In most browsers, clicking the padlock icon displays information about the certificate that was used to secure the connection. View the certificate to make sure it is the one you just installed and configured.

The “server.ad.sample.net.pfx” and “kr.conf” files contain sensitive information that you do not want untrusted people to access. It is advisable to set the permissions on these files so that they can only be read by the appropriate accounts (including the account that KeyReporter runs under).

Advanced: Storing the keys and certificate securely on Windows-based servers
On Windows systems it is possible to place the keys and certificate in the secure Windows certificate store instead of in the PFX file. The PFX file is secure, since it is protected by a password, but because the password must be stored in the “kr.conf” file there is the potential that an adversary could get access to the private key (this can be mitigated by setting strict permissions on the “kr.conf” file).

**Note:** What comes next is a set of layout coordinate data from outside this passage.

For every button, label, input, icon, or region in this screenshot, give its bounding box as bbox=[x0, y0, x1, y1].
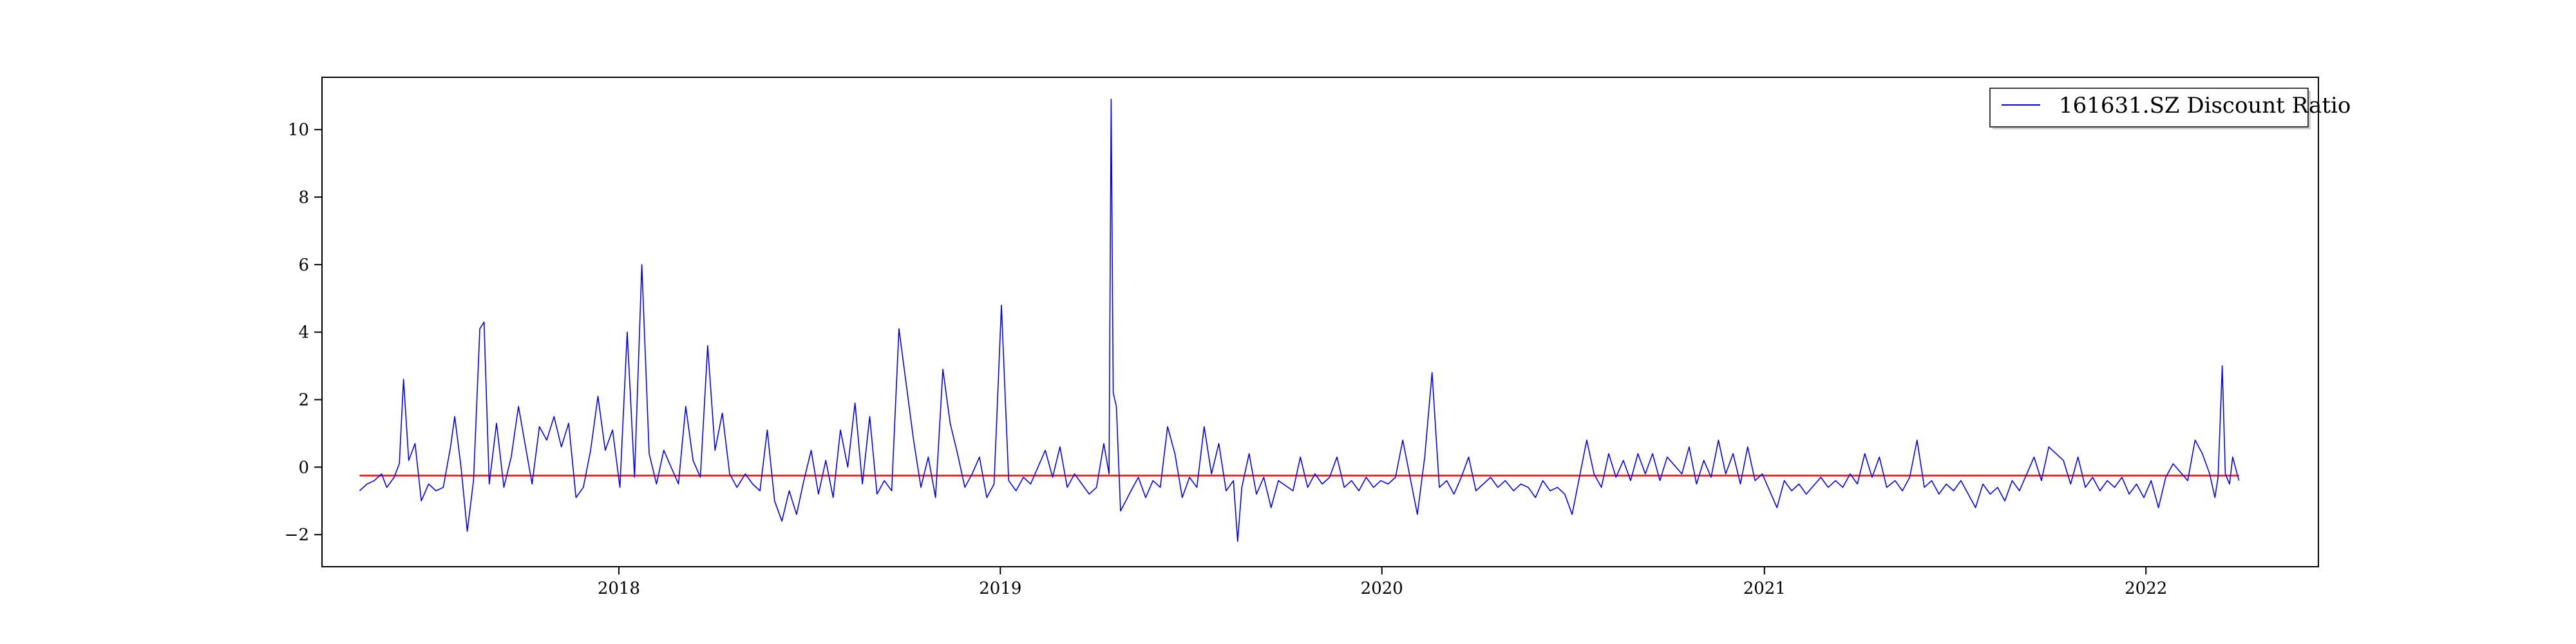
y-tick-label: 8 bbox=[298, 188, 309, 207]
series-line bbox=[359, 99, 2240, 542]
x-tick-label: 2019 bbox=[979, 579, 1021, 598]
x-tick-label: 2020 bbox=[1361, 579, 1403, 598]
y-tick-label: 6 bbox=[298, 256, 309, 275]
plot-area bbox=[321, 77, 2319, 567]
x-tick-label: 2018 bbox=[598, 579, 640, 598]
legend-label: 161631.SZ Discount Ratio bbox=[2059, 93, 2351, 118]
y-tick-label: 0 bbox=[298, 458, 309, 477]
x-tick-label: 2021 bbox=[1743, 579, 1786, 598]
y-axis: −2 0 2 4 6 8 10 bbox=[285, 120, 322, 545]
series-group bbox=[359, 99, 2240, 542]
y-tick-label: −2 bbox=[285, 526, 309, 545]
legend: 161631.SZ Discount Ratio bbox=[1989, 88, 2351, 129]
legend-box bbox=[1989, 88, 2309, 128]
y-tick-label: 4 bbox=[298, 323, 309, 343]
y-tick-label: 2 bbox=[298, 391, 309, 410]
y-tick-label: 10 bbox=[288, 120, 309, 140]
x-tick-label: 2022 bbox=[2125, 579, 2167, 598]
x-axis: 2018 2019 2020 2021 2022 bbox=[598, 567, 2167, 598]
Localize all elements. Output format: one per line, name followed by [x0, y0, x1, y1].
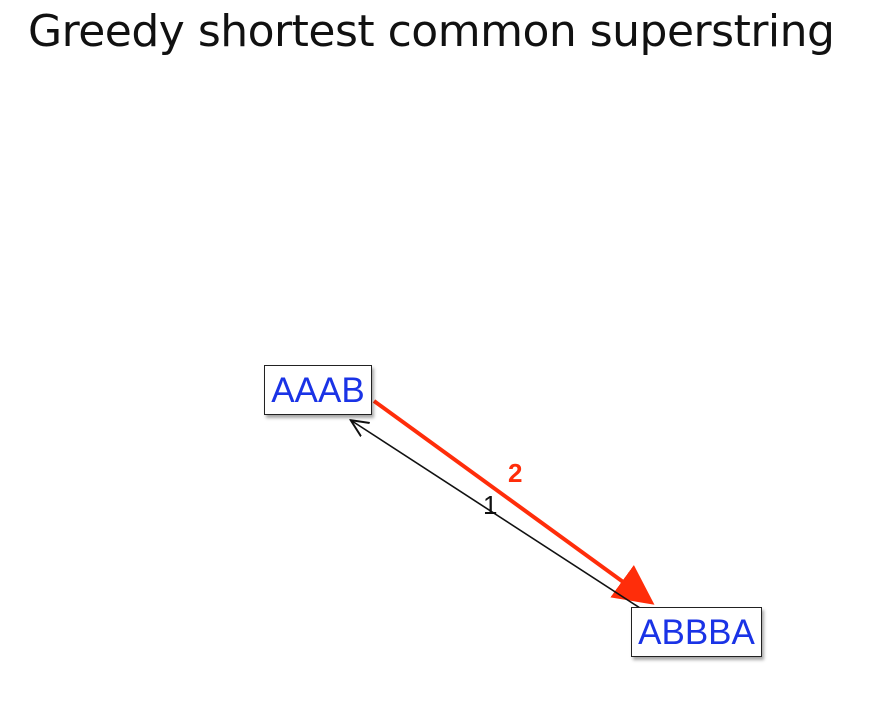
edge-abbba-to-aaab — [352, 421, 641, 609]
node-aaab: AAAB — [264, 365, 372, 415]
node-abbba: ABBBA — [631, 607, 762, 657]
edge-label-overlap-2: 2 — [508, 458, 523, 488]
edge-aaab-to-abbba — [372, 399, 655, 605]
slide-title: Greedy shortest common superstring — [28, 6, 835, 57]
edge-label-overlap-1: 1 — [483, 490, 498, 520]
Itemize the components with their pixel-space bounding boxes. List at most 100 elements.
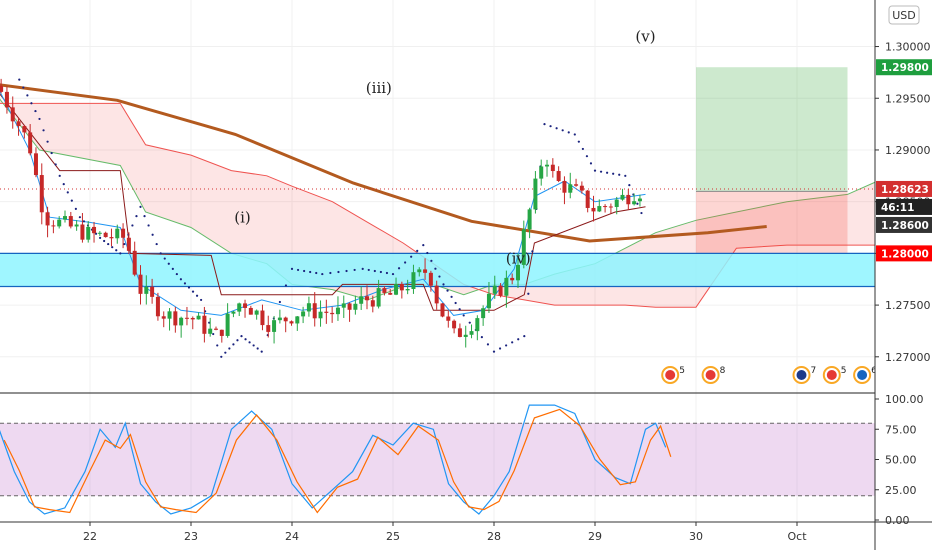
sar-dot: [567, 131, 570, 134]
currency-label: USD: [892, 9, 916, 22]
sar-dot: [498, 347, 502, 350]
sar-dot: [593, 169, 597, 172]
y-tick-label: 1.29000: [885, 144, 931, 157]
x-tick-label: 30: [689, 530, 703, 543]
sar-dot: [589, 162, 593, 165]
candle-body: [231, 311, 236, 314]
sar-dot: [454, 301, 457, 305]
sar-dot: [248, 341, 251, 344]
candle-body: [626, 194, 631, 205]
wave-label: (i): [234, 208, 251, 226]
candle-body: [10, 107, 15, 122]
sar-dot: [397, 267, 401, 270]
candle-body: [97, 232, 102, 234]
sar-dot: [458, 308, 461, 311]
sar-dot: [549, 125, 552, 128]
sar-dot: [337, 270, 340, 274]
sar-dot: [244, 338, 247, 341]
candle-body: [306, 303, 311, 312]
candle-body: [579, 185, 584, 191]
sar-dot: [468, 321, 471, 324]
candle-body: [324, 311, 329, 313]
candlestick-series: [0, 78, 642, 348]
candle-body: [86, 226, 91, 240]
sar-dot: [220, 355, 223, 358]
price-tag-entry: [876, 216, 932, 233]
sar-dot: [561, 129, 564, 132]
sar-dot: [54, 163, 57, 166]
sar-dot: [30, 102, 33, 105]
y-tick-label: 1.30000: [885, 41, 931, 54]
sar-dot: [135, 215, 138, 218]
candle-body: [510, 277, 515, 281]
sar-dot: [123, 242, 126, 246]
sar-dot: [555, 127, 558, 130]
sar-dot: [636, 202, 639, 205]
candle-body: [208, 328, 213, 334]
wave-label: (iv): [506, 250, 531, 268]
candle-body: [254, 310, 259, 315]
candle-body: [637, 198, 642, 202]
candle-body: [498, 285, 503, 296]
sar-dot: [612, 172, 615, 175]
candle-body: [92, 226, 97, 234]
sar-dot: [543, 123, 546, 126]
candle-body: [196, 315, 201, 320]
sar-dot: [50, 151, 53, 155]
sar-dot: [410, 255, 413, 258]
sar-dot: [74, 207, 77, 211]
price-tag-stop: [876, 245, 932, 262]
candle-body: [28, 132, 33, 154]
candle-body: [614, 199, 619, 207]
sar-dot: [119, 252, 122, 255]
sar-dot: [179, 278, 182, 281]
price-tag-label: 46:11: [881, 202, 914, 214]
candle-body: [80, 224, 85, 240]
candle-body: [515, 264, 520, 281]
sar-dot: [18, 78, 21, 81]
sar-dot: [200, 298, 203, 302]
sar-dot: [183, 282, 187, 285]
candle-body: [486, 293, 491, 309]
candle-body: [248, 307, 253, 315]
sar-dot: [212, 332, 215, 336]
candle-body: [446, 316, 451, 321]
sar-dot: [599, 170, 603, 173]
sar-dot: [606, 171, 609, 174]
sar-dot: [171, 267, 174, 270]
candle-body: [283, 317, 288, 322]
candle-body: [591, 207, 596, 212]
event-count: 5: [841, 366, 847, 376]
candle-body: [475, 318, 480, 332]
candle-body: [574, 184, 579, 186]
price-tag-target: [876, 59, 932, 76]
candle-body: [126, 237, 131, 251]
candle-body: [45, 212, 50, 226]
candle-body: [353, 303, 358, 310]
candle-body: [568, 184, 573, 193]
sar-dot: [442, 283, 445, 286]
candle-body: [411, 272, 416, 290]
candle-body: [539, 166, 544, 179]
candle-body: [219, 329, 224, 336]
sar-dot: [187, 286, 191, 289]
candle-body: [527, 209, 532, 230]
candle-body: [277, 317, 282, 321]
candle-body: [150, 286, 155, 297]
candle-body: [109, 237, 114, 239]
sar-dot: [321, 272, 324, 276]
currency-badge[interactable]: USD: [888, 5, 920, 25]
candle-body: [266, 325, 271, 332]
x-tick-label: 25: [386, 530, 400, 543]
candle-body: [155, 296, 160, 317]
sar-dot: [426, 251, 429, 255]
sar-dot: [438, 275, 441, 278]
sar-dot: [523, 335, 526, 338]
long-position-tool[interactable]: [696, 67, 848, 254]
sar-dot: [361, 267, 364, 270]
sar-dot: [26, 94, 29, 97]
candle-body: [481, 308, 486, 319]
sar-dot: [517, 338, 520, 341]
sar-dot: [256, 347, 259, 350]
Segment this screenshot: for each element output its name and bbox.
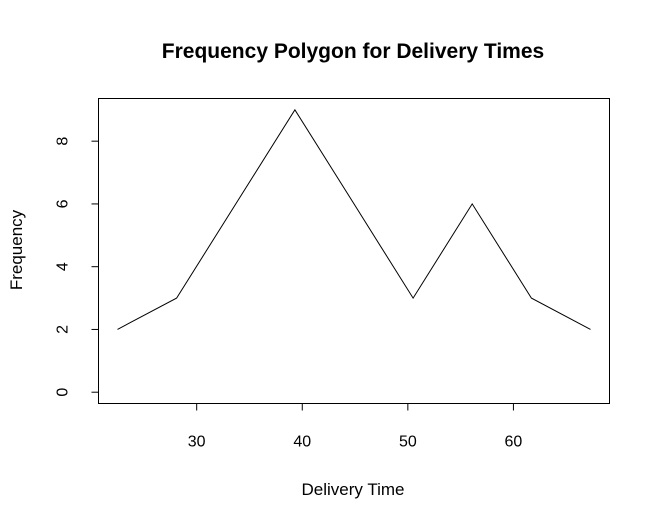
x-tick-label: 60: [505, 434, 523, 451]
x-axis-label: Delivery Time: [302, 480, 405, 499]
x-tick-label: 50: [399, 434, 417, 451]
y-tick-label: 2: [55, 325, 72, 334]
x-axis: 30 40 50 60: [188, 403, 523, 451]
y-axis: 0 2 4 6 8: [55, 137, 99, 397]
x-tick-label: 40: [293, 434, 311, 451]
series-line: [117, 108, 591, 330]
plot-frame: [98, 98, 610, 404]
x-tick-label: 30: [188, 434, 206, 451]
y-tick-label: 0: [55, 388, 72, 397]
y-tick-label: 8: [55, 137, 72, 146]
chart-title: Frequency Polygon for Delivery Times: [162, 40, 544, 63]
y-axis-label: Frequency: [7, 209, 26, 290]
series: [117, 108, 591, 330]
y-tick-label: 6: [55, 199, 72, 208]
y-tick-label: 4: [55, 262, 72, 271]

If you want KeyReporter to use your keys and certificate from within the Windows certificate store, you should first follow all of the above steps, and make sure that everything works (ultimately, that the browser uses your certificate to create a secure connection). Once that is working properly, follow the instructions below.

The LocalSystem Case: If KeyReporter runs in the LocalSystem account AND you performed steps 1-3 on the host computer that runs KeyReporter, the keys and certificate are already stored securely in the Windows certificate store. Open the “kr.conf” file with any text editor and look for the “certname” entry as before. Change it to point to your certificate in the Windows certificate store:

<key>certname</key> <string>server.ad.sample.net@*</string>

Notice that we've removed the password from the “kr.conf”, so that is no longer a potential security hole. This new setting is telling KeyReporter to look for your certificate not in a PFX file, but in the local machine certificate store.

Restart the KeyReporter process and test the browser connection again. Make sure that the browser can create a secure connection, and that your certificate is being used to make the connection. Once you have verified that things are working as expected, you can remove the “server.ad.sample.net.pfx” file from the KeyReporter Data Folder.

The Service Account Case: If KeyReporter runs in a service account you will need to import the “server.ad.sample.net.pfx” file using the “svcpfx.exe” tool provided by Sassafras. Place this tool in the same directory as the PFX file and run this command:

svcpfx -n server.ad.sample.net -p x3oM.8pv^Eud -s KeyServer server.ad.sample.net.pfx

This command assumes you are running KeyReporter as part of a KeyServer install. If KeyReporter is running as a stand-alone service, replace “KeyServer” with “KeyReporter” in the above command. On success, your keys and certificate will be imported from the PFX file into the Windows certificate store, and will be made accessible to the KeyReporter process.

Open the “kr.conf” file with any text editor and look for the “certname” entry as before. Change it to point to your certificate in the Windows certificate store:

<key>certname</key> <string>server.ad.sample.net@KeyServer</string>

Notice that we've removed the password from the “kr.conf”, so that is no longer a potential security hole. This new setting is telling KeyReporter to look for your certificate not in a PFX file, but in the certificate store associated with the KeyServer service. (Again, if KeyReporter is running as a stand-alone service, replace “KeyServer” with “KeyReporter”.)

Restart the KeyReporter process and test the browser connection again. Make sure that the browser can create a secure connection, and that your certificate is being used to make the connection. Once you have verified that things are working as expected, you can remove the “server.ad.sample.net.pfx” file from the KeyReporter Data Folder.